Open yujing-syj opened 11 months ago

yujing-syj commented 11 months ago

Hi @MaartenGr,

I try to implement BERTopic on large transcripts. Hope to get some advice from you. Thanks!

I am working on Financial Announcement related data. There are approximately 15 million sentences every year. I want to know what topics are covered in the transcripts over time. First, I plan to use several years (at least 2~3 years) data to build a basic BERTopic model and check the overall topics. Since we want to have more granular and stable topics which we can treat as a base, we use long period of data here. At the same time, I want to update the model every quarter with the quarterly new transcripts coming in. For example, if we train our basic model using data between 2018- Match 2020. We hope our model will automatically add topics such as "covid" (Covid related topics started to pop out in our transcripts) when we fill-in data in 2020Q2 to update the model.
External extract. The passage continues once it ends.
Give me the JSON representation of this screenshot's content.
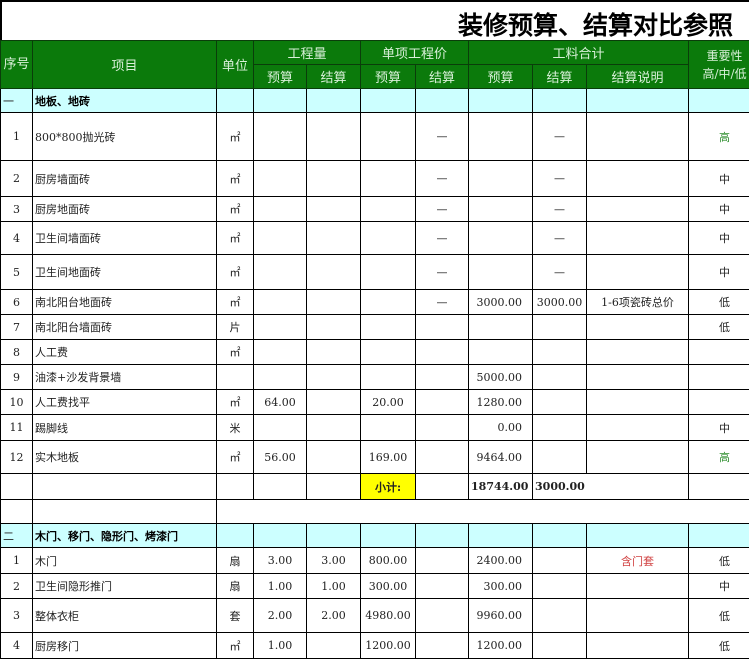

We also want to keep those old topics in order to track their trend over time.

I noticed that there are many possible tools I can use such as dynamic topic modeling, online topic modeling, or manual topic modeling(?). If we estimate the model over time, how do we identify a rising theme while not losing existing themes due to model randomness? Do you have any suggestions about which way is more suitable in this case?

Another question is about online topic modeling vs dynamic topic modeling. If I use dynamic topic modeling here, whether it will only give me the change of topic representation (keywords) over time instead of showing some new emerging topics at current time points? If I am using online topic modeling, whether feeding in different size of data for each loop makes sense? How to make sure that topics from basic topic(Tn) will be relatively stable?

Thanks again for your help!

MaartenGr commented 11 months ago

If we estimate the model over time, how do we identify a rising theme while not losing existing themes due to model randomness? How to make sure that topics from basic topic(Tn) will be relatively stable?

Model randomness can be circumvented by setting a random_state in UMAP.

Do you have any suggestions about which way is more suitable in this case?

If you want to consistently get new topics, then online topic modeling would be more appropriate. Especially if you expect new data coming in. However, if you already have all of the data, then it seems like dynamic topic modeilng would be more appriopriate since you can just train a single model and model it over time.

If I use dynamic topic modeling here, whether it will only give me the change of topic representation (keywords) over time instead of showing some new emerging topics at current time points?

It is meant to show the change of topic representation but it will also show the distribution of topics over time. That distribution will also show whether certain topics have emerged or not.

If I am using online topic modeling, whether feeding in different size of data for each loop makes sense?

Not necessarily. Generally, I would advise making the data significant enough to be learned from and not pass them one at a time.